Furthermore, there is a known coplanar waveguide filter structure shown in FIG. 29 in which the quarter-wavelength center conductors of the quarter-wavelength coplanar waveguide resonators have a stepped impedance structure to reduce the total length of the coplanar waveguide filter (see the non-patent literature 1).
The total length of the coplanar waveguide filter composed of a plurality of coplanar waveguide resonators connected in series with each other in the direction of the connection (referred to simply as the total length of the coplanar waveguide filter, hereinafter) largely depends on the total length of each of the coplanar waveguide resonators forming the coplanar waveguide filter in the direction of the connection (referred to simply as the total length of the coplanar waveguide resonator, hereinafter). If the total length of the coplanar waveguide resonator is reduced, the total length of the coplanar waveguide filter composed of the coplanar waveguide resonators is also reduced.

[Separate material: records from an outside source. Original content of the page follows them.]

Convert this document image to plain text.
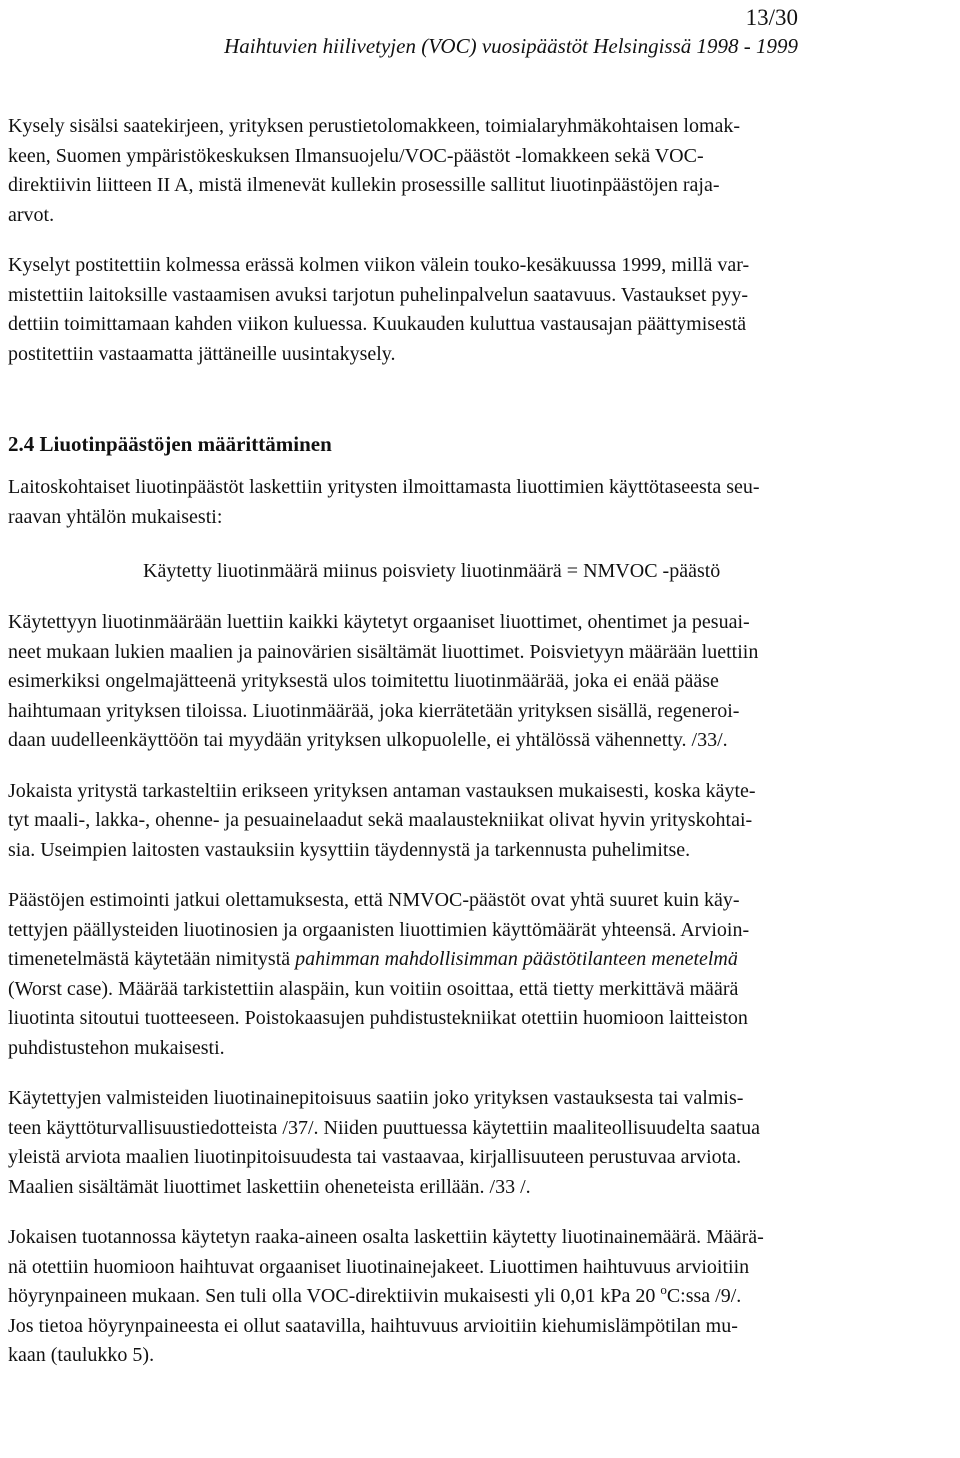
13/30
Haihtuvien hiilivetyjen (VOC) vuosipäästöt Helsingissä 1998 - 1999
Kysely sisälsi saatekirjeen, yrityksen perustietolomakkeen, toimialaryhmäkohtaisen lomak-
keen, Suomen ympäristökeskuksen Ilmansuojelu/VOC-päästöt -lomakkeen sekä VOC-
direktiivin liitteen II A, mistä ilmenevät kullekin prosessille sallitut liuotinpäästöjen raja-
arvot.
Kyselyt postitettiin kolmessa erässä kolmen viikon välein touko-kesäkuussa 1999, millä var-
mistettiin laitoksille vastaamisen avuksi tarjotun puhelinpalvelun saatavuus. Vastaukset pyy-
dettiin toimittamaan kahden viikon kuluessa. Kuukauden kuluttua vastausajan päättymisestä
postitettiin vastaamatta jättäneille uusintakysely.
2.4 Liuotinpäästöjen määrittäminen
Laitoskohtaiset liuotinpäästöt laskettiin yritysten ilmoittamasta liuottimien käyttötaseesta seu-
raavan yhtälön mukaisesti:
Käytetty liuotinmäärä miinus poisviety liuotinmäärä = NMVOC -päästö
Käytettyyn liuotinmäärään luettiin kaikki käytetyt orgaaniset liuottimet, ohentimet ja pesuai-
neet mukaan lukien maalien ja painovärien sisältämät liuottimet. Poisvietyyn määrään luettiin
esimerkiksi ongelmajätteenä yrityksestä ulos toimitettu liuotinmäärää, joka ei enää pääse
haihtumaan yrityksen tiloissa. Liuotinmäärää, joka kierrätetään yrityksen sisällä, regeneroi-
daan uudelleenkäyttöön tai myydään yrityksen ulkopuolelle, ei yhtälössä vähennetty. /33/.
Jokaista yritystä tarkasteltiin erikseen yrityksen antaman vastauksen mukaisesti, koska käyte-
tyt maali-, lakka-, ohenne- ja pesuainelaadut sekä maalaustekniikat olivat hyvin yrityskohtai-
sia. Useimpien laitosten vastauksiin kysyttiin täydennystä ja tarkennusta puhelimitse.
Päästöjen estimointi jatkui olettamuksesta, että NMVOC-päästöt ovat yhtä suuret kuin käy-
tettyjen päällysteiden liuotinosien ja orgaanisten liuottimien käyttömäärät yhteensä. Arvioin-
timenetelmästä käytetään nimitystä pahimman mahdollisimman päästötilanteen menetelmä
(Worst case). Määrää tarkistettiin alaspäin, kun voitiin osoittaa, että tietty merkittävä määrä
liuotinta sitoutui tuotteeseen. Poistokaasujen puhdistustekniikat otettiin huomioon laitteiston
puhdistustehon mukaisesti.
Käytettyjen valmisteiden liuotinainepitoisuus saatiin joko yrityksen vastauksesta tai valmis-
teen käyttöturvallisuustiedotteista /37/. Niiden puuttuessa käytettiin maaliteollisuudelta saatua
yleistä arviota maalien liuotinpitoisuudesta tai vastaavaa, kirjallisuuteen perustuvaa arviota.
Maalien sisältämät liuottimet laskettiin oheneteista erillään. /33 /.
Jokaisen tuotannossa käytetyn raaka-aineen osalta laskettiin käytetty liuotinainemäärä. Määrä-
nä otettiin huomioon haihtuvat orgaaniset liuotinainejakeet. Liuottimen haihtuvuus arvioitiin
höyrynpaineen mukaan. Sen tuli olla VOC-direktiivin mukaisesti yli 0,01 kPa 20 $^o$C:ssa /9/.
Jos tietoa höyrynpaineesta ei ollut saatavilla, haihtuvuus arvioitiin kiehumislämpötilan mu-
kaan (taulukko 5).
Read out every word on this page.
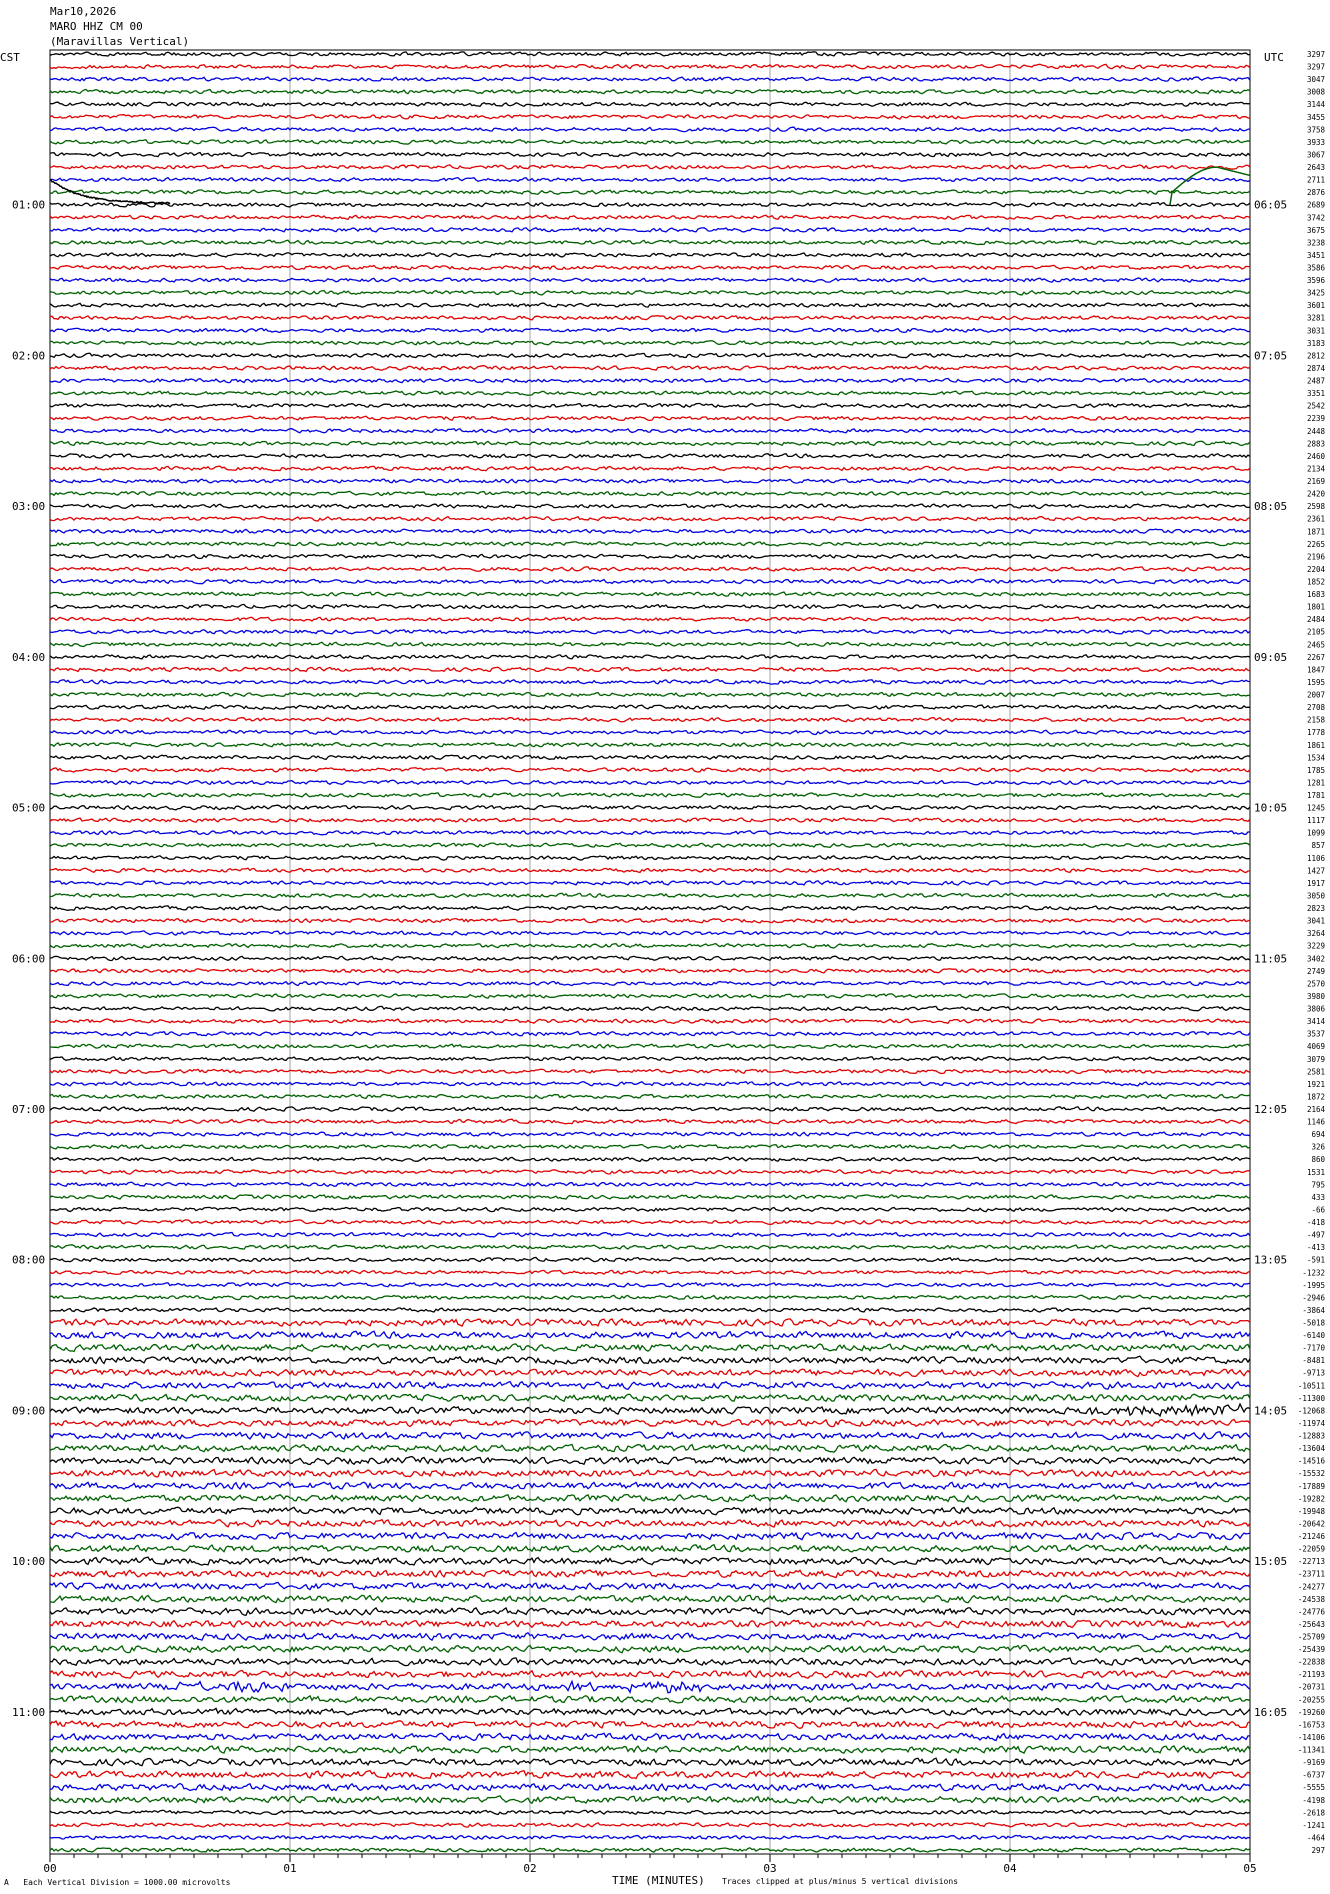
Mar10,2026
MARO HHZ CM 00
(Maravillas Vertical)
CST	UTC
01:00
02:00
03:00
04:00
05:00
06:00
07:00
08:00
09:00
10:00
11:00
06:05
07:05
08:05
09:05
10:05
11:05
12:05
13:05
14:05
15:05
16:05
3297
3297
3047
3008
3144
3455
3758
3933
3067
2643
2711
2876
2689
3742
3675
3238
3451
3586
3596
3425
3601
3281
3031
3183
2812
2874
2487
3351
2542
2239
2448
2883
2460
2134
2169
2420
2598
2361
1871
2265
2196
2204
1852
1683
1801
2484
2105
2465
2267
1847
1595
2007
2708
2158
1778
1861
1534
1785
1281
1781
1245
1117
1099
857
1106
1427
1917
3050
2823
3041
3264
3229
3402
2749
2570
3980
3806
3414
3537
4069
3079
2581
1921
1872
2164
1146
694
326
860
1531
795
433
-66
-418
-497
-413
-591
-1232
-1995
-2946
-3864
-5018
-6140
-7170
-8481
-9713
-10511
-11300
-12068
-11974
-12883
-13604
-14516
-15532
-17889
-19282
-19948
-20642
-21246
-22059
-22713
-23711
-24277
-24538
-24776
-25643
-25709
-25439
-22838
-21193
-20731
-20255
-19260
-16753
-14106
-11341
-9169
-6737
-5555
-4198
-2618
-1241
-464
297
00	01	02	03	04	05
A Each Vertical Division = 1000.00 microvolts	TIME (MINUTES) Traces clipped at plus/minus 5 vertical divisions
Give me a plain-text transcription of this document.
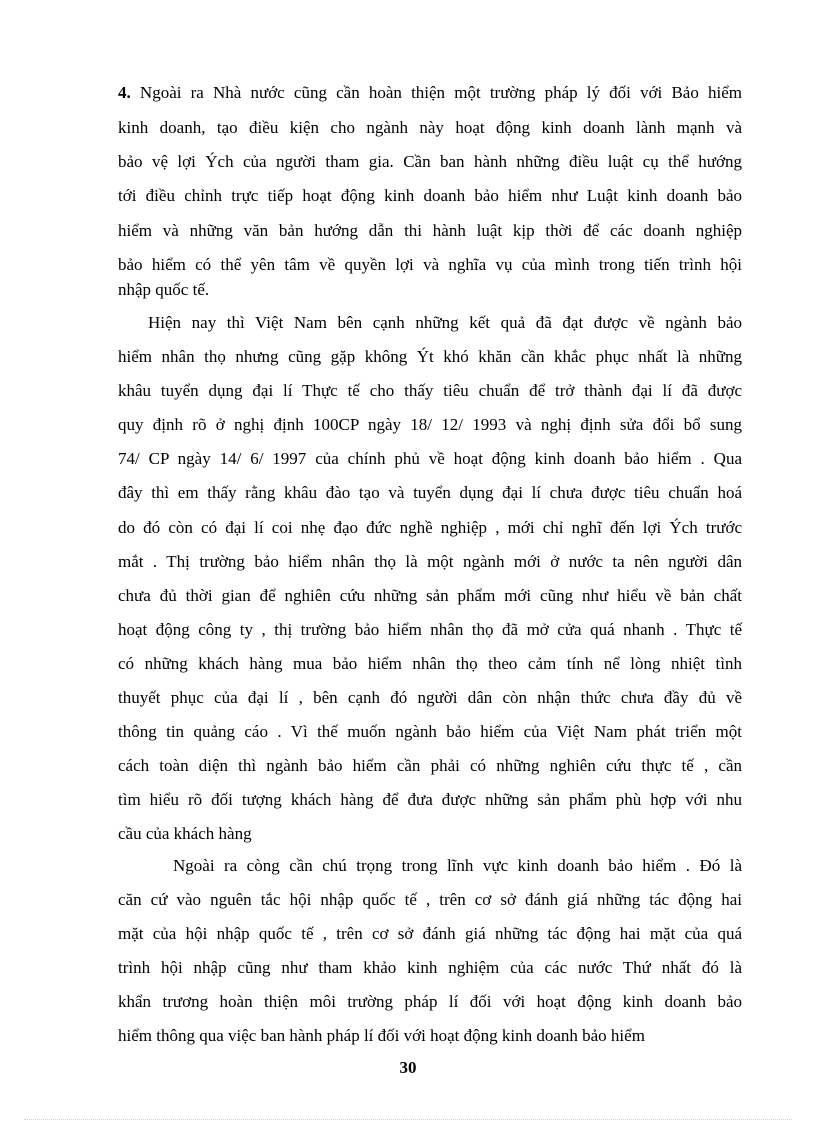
4. Ngoài ra Nhà nước cũng cần hoàn thiện một trường pháp lý đối với Bảo hiểm
kinh doanh, tạo điều kiện cho ngành này hoạt động kinh doanh lành mạnh và
bảo vệ lợi Ých của người tham gia. Cần ban hành những điều luật cụ thể hướng
tới điều chỉnh trực tiếp hoạt động kinh doanh bảo hiểm như Luật kinh doanh bảo
hiểm và những văn bản hướng dẫn thi hành luật kịp thời để các doanh nghiệp
bảo hiểm có thể yên tâm về quyền lợi và nghĩa vụ của mình trong tiến trình hội
nhập quốc tế.
Hiện nay thì Việt Nam bên cạnh những kết quả đã đạt được về ngành bảo
hiểm nhân thọ nhưng cũng gặp không Ýt khó khăn cần khắc phục nhất là những
khâu tuyển dụng đại lí Thực tế cho thấy tiêu chuẩn để trở thành đại lí đã được
quy định rõ ở nghị định 100CP ngày 18/ 12/ 1993 và nghị định sửa đổi bổ sung
74/ CP ngày 14/ 6/ 1997 của chính phủ về hoạt động kinh doanh bảo hiểm . Qua
đây thì em thấy rằng khâu đào tạo và tuyển dụng đại lí chưa được tiêu chuẩn hoá
do đó còn có đại lí coi nhẹ đạo đức nghề nghiệp , mới chỉ nghĩ đến lợi Ých trước
mắt . Thị trường bảo hiểm nhân thọ là một ngành mới ở nước ta nên người dân
chưa đủ thời gian để nghiên cứu những sản phẩm mới cũng như hiểu về bản chất
hoạt động công ty , thị trường bảo hiểm nhân thọ đã mở cửa quá nhanh . Thực tế
có những khách hàng mua bảo hiểm nhân thọ theo cảm tính nể lòng nhiệt tình
thuyết phục của đại lí , bên cạnh đó người dân còn nhận thức chưa đầy đủ về
thông tin quảng cáo . Vì thế muốn ngành bảo hiểm của Việt Nam phát triển một
cách toàn diện thì ngành bảo hiểm cần phải có những nghiên cứu thực tế , cần
tìm hiểu rõ đối tượng khách hàng để đưa được những sản phẩm phù hợp với nhu
cầu của khách hàng
Ngoài ra còng cần chú trọng trong lĩnh vực kinh doanh bảo hiểm . Đó là
căn cứ vào nguên tắc hội nhập quốc tế , trên cơ sở đánh giá những tác động hai
mặt của hội nhập quốc tế , trên cơ sở đánh giá những tác động hai mặt của quá
trình hội nhập cũng như tham khảo kinh nghiệm của các nước Thứ nhất đó là
khẩn trương hoàn thiện môi trường pháp lí đối với hoạt động kinh doanh bảo
hiểm thông qua việc ban hành pháp lí đối với hoạt động kinh doanh bảo hiểm
30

Although the quarter-wavelength coplanar waveguide resonator has a shorter total length than the half-wavelength coplanar waveguide resonator, the center conductor has to have a physical length corresponding to an electrical length equivalent to a quarter wavelength at a desired resonance frequency, and it is necessary to contemplate further reducing the total length of the quarter-wavelength coplanar waveguide resonator.
If the stepped impedance structure is used in the quarter-wavelength coplanar waveguide resonator, the total length of the coplanar waveguide resonator can be further reduced. However, the area of the center conductor is increased to increase the capacitance at the part at which the electrical field is concentrated, and therefore, it is difficult to reduce the footprint of the quarter-wavelength coplanar waveguide resonator on the dielectric substrate, while the total length of the coplanar waveguide resonator can be reduced.
Alternatively, the total length of the coplanar waveguide resonator can be further reduced if the center conductor is formed in a meander or spiral shape. However, the quarter-wavelength coplanar waveguide resonator requires an area on which the center conductor having a physical length corresponding to an electrical length equivalent to a quarter wavelength is disposed, and therefore, it is difficult to reduce the footprint of the quarter-wavelength coplanar waveguide resonator on the dielectric substrate.
As described above, even if the total length of the coplanar waveguide resonator can be reduced, the coplanar waveguide resonator cannot be sufficiently miniaturized.